Stateful Parsing
Previous: Exceptions and Bug Handling | Next: Lists/Sequences |
Required course material for the lesson
Powerpoint: Stateful Parsing
Video: Stateful Parsing
Video: Finding errors with Stateful Parsing
Subjects covered
Using stateful parsing to extract data spanning several lines, by recognizing keywords.
Exercises to be handed in
The following 5 exercises deal with SwissProt. The file sprot1.dat is a SwissProt database entry. Study it carefully. Locate the SwissProt ID (SP96_DICDI), the accession number (P14328) and the amino acid sequence (MRVLLVLVAC....TTTATTTATS). There are other entries ( sprot2.dat, sprot3.dat, sprot4.dat). Your programs should work on those, too. Also your programs must solve all the problems in ONE reading of the file. It is acceptable if you just hand in one program that solves 1 to 4. 5 is separate. These exercises are about studying and understanding the file format.
- Make a program that reads the ID and prints it.
- Add the following functionality to the program: Read the accession number and print it.
- Add the following functionality to the program: Read the amino acid sequence and print it. You really should use Stateful Parsing in this exercise. Maybe check the video.

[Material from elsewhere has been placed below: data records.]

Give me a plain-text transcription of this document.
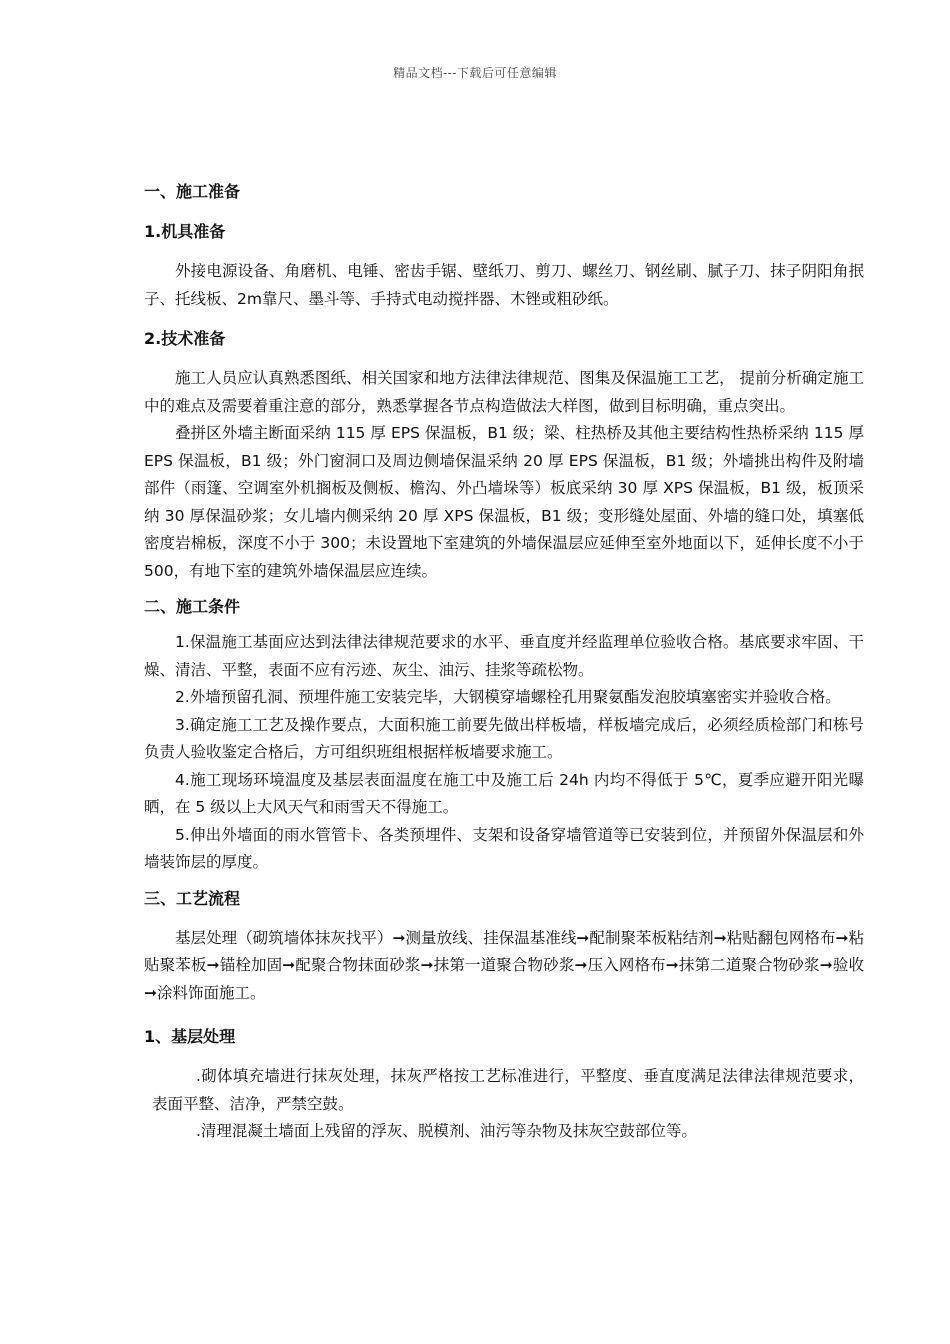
精品文档---下载后可任意编辑

一、施工准备

1.机具准备

外接电源设备、角磨机、电锤、密齿手锯、壁纸刀、剪刀、螺丝刀、钢丝刷、腻子刀、抹子阴阳角抿子、托线板、2m靠尺、墨斗等、手持式电动搅拌器、木锉或粗砂纸。

2.技术准备

施工人员应认真熟悉图纸、相关国家和地方法律法律规范、图集及保温施工工艺， 提前分析确定施工中的难点及需要着重注意的部分，熟悉掌握各节点构造做法大样图，做到目标明确，重点突出。

叠拼区外墙主断面采纳 115 厚 EPS 保温板，B1 级；梁、柱热桥及其他主要结构性热桥采纳 115 厚 EPS 保温板，B1 级；外门窗洞口及周边侧墙保温采纳 20 厚 EPS 保温板，B1 级；外墙挑出构件及附墙部件（雨篷、空调室外机搁板及侧板、檐沟、外凸墙垛等）板底采纳 30 厚 XPS 保温板，B1 级，板顶采纳 30 厚保温砂浆；女儿墙内侧采纳 20 厚 XPS 保温板，B1 级；变形缝处屋面、外墙的缝口处，填塞低密度岩棉板，深度不小于 300；未设置地下室建筑的外墙保温层应延伸至室外地面以下，延伸长度不小于 500，有地下室的建筑外墙保温层应连续。

二、施工条件

1.保温施工基面应达到法律法律规范要求的水平、垂直度并经监理单位验收合格。基底要求牢固、干燥、清洁、平整，表面不应有污迹、灰尘、油污、挂浆等疏松物。

2.外墙预留孔洞、预埋件施工安装完毕，大钢模穿墙螺栓孔用聚氨酯发泡胶填塞密实并验收合格。

3.确定施工工艺及操作要点，大面积施工前要先做出样板墙，样板墙完成后，必须经质检部门和栋号负责人验收鉴定合格后，方可组织班组根据样板墙要求施工。

4.施工现场环境温度及基层表面温度在施工中及施工后 24h 内均不得低于 5℃，夏季应避开阳光曝晒，在 5 级以上大风天气和雨雪天不得施工。

5.伸出外墙面的雨水管管卡、各类预埋件、支架和设备穿墙管道等已安装到位，并预留外保温层和外墙装饰层的厚度。

三、工艺流程

基层处理（砌筑墙体抹灰找平）➞测量放线、挂保温基准线➞配制聚苯板粘结剂➞粘贴翻包网格布➞粘贴聚苯板➞锚栓加固➞配聚合物抹面砂浆➞抹第一道聚合物砂浆➞压入网格布➞抹第二道聚合物砂浆➞验收➞涂料饰面施工。

1、基层处理

.砌体填充墙进行抹灰处理，抹灰严格按工艺标准进行，平整度、垂直度满足法律法律规范要求，表面平整、洁净，严禁空鼓。

.清理混凝土墙面上残留的浮灰、脱模剂、油污等杂物及抹灰空鼓部位等。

- Add the following functionality to the program: Verification of amino acid number. This means extract the number from the SQ line (example: SQ SEQUENCE 629 AA;) and check that the amino acid sequence has that number of residues. It should be the program that determines if something is wrong - not the user. Imagine that before you go home, you set the computer to run through a million swisprot entries. The next day, you must be able to see what failed. In a sense you don't care about what succeeded, as that is the common case. You care about what failed, because it is here you must take action.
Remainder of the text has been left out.